Avec ses 169 minutes, c’est une épopée intimiste, rythmée en tableaux, d’une acuité parfois douloureuse. Bergman sait retourner le couteau dans les plaies, va au fond des choses sans aucune complaisance, mais en éclairant des zones d’ombre généralement bien enfouies. Le face à face sporadique entre ces deux personnages tourmentés, abimés par leur passé familial, par leur profonde méconnaissance d’eux-mêmes, donne lieu à des scènes quasiment théâtrales qui vont crescendo, passant de la tendresse à la haine pure et parfois jusqu’à la violence physique.
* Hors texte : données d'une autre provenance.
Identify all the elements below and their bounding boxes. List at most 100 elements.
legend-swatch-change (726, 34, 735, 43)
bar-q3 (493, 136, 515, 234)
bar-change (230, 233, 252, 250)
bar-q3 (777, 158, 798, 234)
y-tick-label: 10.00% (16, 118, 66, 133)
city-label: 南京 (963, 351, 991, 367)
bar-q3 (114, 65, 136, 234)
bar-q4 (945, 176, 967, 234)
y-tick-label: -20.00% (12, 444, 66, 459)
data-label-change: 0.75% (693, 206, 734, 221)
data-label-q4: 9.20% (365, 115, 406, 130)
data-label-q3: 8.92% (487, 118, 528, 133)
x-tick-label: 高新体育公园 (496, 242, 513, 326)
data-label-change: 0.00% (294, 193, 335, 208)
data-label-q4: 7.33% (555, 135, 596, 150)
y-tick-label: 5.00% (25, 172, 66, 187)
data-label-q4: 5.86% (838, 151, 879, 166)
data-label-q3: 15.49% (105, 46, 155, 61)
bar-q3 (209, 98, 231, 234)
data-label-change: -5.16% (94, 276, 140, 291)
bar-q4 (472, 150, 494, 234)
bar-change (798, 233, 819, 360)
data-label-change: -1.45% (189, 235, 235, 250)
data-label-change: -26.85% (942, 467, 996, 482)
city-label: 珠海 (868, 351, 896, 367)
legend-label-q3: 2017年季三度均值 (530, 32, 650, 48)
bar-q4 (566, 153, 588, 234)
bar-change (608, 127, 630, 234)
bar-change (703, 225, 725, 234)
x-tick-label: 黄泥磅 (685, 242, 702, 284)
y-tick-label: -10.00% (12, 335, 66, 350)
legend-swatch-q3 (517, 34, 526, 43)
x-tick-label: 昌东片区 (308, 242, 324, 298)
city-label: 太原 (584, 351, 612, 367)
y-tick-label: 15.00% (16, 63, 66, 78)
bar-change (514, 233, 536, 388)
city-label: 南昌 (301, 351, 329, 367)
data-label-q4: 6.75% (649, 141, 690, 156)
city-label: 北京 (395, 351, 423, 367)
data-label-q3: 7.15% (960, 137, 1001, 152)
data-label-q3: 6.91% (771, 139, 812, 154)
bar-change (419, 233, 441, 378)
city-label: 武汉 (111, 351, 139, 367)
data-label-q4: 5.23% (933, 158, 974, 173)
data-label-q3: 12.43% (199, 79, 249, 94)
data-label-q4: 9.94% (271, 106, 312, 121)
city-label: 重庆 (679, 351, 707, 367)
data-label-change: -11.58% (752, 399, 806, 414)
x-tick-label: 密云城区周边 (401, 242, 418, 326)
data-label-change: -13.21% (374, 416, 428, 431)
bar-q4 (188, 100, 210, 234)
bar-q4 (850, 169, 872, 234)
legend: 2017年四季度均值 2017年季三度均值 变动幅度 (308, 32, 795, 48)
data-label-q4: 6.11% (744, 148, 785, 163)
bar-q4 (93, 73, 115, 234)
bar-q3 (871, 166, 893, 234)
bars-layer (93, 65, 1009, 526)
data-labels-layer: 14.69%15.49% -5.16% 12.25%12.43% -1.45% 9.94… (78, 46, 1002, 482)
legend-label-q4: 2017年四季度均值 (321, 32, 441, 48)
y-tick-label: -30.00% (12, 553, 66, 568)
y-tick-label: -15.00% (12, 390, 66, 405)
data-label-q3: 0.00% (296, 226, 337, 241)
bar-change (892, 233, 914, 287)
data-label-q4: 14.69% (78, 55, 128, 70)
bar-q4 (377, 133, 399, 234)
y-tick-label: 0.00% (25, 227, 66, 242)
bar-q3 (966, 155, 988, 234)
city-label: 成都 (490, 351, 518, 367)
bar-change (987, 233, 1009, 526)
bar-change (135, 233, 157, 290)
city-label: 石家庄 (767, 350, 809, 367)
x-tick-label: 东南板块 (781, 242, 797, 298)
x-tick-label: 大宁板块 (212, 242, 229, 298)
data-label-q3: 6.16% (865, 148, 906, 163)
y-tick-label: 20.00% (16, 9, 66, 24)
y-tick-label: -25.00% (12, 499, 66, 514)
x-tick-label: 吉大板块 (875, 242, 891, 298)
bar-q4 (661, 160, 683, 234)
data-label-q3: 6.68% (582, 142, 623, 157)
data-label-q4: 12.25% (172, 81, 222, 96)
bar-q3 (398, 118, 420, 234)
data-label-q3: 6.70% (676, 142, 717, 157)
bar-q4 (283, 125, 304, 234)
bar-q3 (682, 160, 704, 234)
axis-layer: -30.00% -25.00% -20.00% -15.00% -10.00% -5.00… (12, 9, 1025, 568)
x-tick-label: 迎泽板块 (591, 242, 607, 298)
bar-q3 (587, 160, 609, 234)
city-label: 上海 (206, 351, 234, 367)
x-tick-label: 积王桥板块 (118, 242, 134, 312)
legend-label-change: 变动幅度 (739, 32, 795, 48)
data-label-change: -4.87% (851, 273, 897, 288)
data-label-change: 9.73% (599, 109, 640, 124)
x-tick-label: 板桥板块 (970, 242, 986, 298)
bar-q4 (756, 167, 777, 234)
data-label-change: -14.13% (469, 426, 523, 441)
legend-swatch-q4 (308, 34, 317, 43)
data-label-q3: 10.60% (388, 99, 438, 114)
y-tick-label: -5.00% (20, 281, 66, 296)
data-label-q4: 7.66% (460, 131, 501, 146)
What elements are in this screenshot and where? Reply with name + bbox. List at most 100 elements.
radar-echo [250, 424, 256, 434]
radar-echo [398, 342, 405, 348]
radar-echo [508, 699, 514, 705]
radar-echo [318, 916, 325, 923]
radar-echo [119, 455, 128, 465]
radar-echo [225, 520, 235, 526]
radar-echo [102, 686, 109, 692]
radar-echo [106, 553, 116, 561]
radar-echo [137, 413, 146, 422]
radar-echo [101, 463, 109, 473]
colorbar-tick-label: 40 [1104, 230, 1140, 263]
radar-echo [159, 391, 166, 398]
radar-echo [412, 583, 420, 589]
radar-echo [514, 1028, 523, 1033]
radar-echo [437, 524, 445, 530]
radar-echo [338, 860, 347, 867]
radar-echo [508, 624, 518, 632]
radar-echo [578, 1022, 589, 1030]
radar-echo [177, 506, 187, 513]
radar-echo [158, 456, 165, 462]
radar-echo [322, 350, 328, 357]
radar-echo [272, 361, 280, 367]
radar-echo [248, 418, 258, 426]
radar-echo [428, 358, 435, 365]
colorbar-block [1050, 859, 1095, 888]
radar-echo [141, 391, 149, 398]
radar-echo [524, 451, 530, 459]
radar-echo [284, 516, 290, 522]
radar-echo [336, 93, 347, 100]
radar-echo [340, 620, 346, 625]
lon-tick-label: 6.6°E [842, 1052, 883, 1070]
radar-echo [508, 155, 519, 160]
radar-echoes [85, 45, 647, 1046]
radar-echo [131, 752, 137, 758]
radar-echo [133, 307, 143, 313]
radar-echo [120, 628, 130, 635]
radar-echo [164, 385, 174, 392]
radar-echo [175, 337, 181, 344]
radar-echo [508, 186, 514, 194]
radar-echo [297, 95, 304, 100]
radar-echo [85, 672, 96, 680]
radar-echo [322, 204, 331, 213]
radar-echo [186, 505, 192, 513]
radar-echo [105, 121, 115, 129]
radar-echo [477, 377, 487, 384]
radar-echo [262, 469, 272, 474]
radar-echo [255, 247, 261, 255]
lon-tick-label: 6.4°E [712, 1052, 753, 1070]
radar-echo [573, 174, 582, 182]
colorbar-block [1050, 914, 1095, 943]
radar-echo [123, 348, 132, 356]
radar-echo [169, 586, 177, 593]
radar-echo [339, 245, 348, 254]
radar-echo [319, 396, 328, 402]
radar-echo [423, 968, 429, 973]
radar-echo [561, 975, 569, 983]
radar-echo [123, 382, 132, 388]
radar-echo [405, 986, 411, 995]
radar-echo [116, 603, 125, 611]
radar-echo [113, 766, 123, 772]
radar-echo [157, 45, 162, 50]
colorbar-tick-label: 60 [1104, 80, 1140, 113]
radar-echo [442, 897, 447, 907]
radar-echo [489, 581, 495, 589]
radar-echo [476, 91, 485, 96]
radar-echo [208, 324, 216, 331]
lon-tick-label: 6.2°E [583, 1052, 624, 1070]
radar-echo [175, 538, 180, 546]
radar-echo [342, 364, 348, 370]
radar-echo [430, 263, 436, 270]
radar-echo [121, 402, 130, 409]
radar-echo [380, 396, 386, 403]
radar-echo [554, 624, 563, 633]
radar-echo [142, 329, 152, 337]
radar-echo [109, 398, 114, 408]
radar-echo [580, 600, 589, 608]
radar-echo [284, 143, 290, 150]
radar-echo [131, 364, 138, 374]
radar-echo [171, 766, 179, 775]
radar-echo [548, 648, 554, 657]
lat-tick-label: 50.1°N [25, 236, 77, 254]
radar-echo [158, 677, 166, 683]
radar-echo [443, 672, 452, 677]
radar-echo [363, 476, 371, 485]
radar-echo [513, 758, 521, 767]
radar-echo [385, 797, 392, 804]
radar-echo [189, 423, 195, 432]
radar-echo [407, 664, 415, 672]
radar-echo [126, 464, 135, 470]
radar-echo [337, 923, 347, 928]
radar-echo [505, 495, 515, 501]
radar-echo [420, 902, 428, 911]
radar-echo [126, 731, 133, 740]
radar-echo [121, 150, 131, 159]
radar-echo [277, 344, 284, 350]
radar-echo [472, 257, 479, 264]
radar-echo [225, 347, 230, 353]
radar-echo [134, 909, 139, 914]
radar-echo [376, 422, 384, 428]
Nulle respiration dans tout cela, puisque même les rôles secondaires sont tout aussi dépressifs et névrosés : la cliente que reçoit l’avocate Ullmann pour organiser son divorce a un monologue terrible sur l’absence d’amour. Quant au dîner avec des amis (Bibi Andersson et Jan Malmsjö), il offre le spectacle écœurant d’un couple en plein naufrage sordide. C’est âpre, violent, sans fard, et il faut s’accrocher pour ne pas être atteint tant les thèmes explorés sont universels. À noter la brève apparition d’une actrice-fétiche de l’auteur, la toujours belle Gunnel Lindblom en collègue de Josephson.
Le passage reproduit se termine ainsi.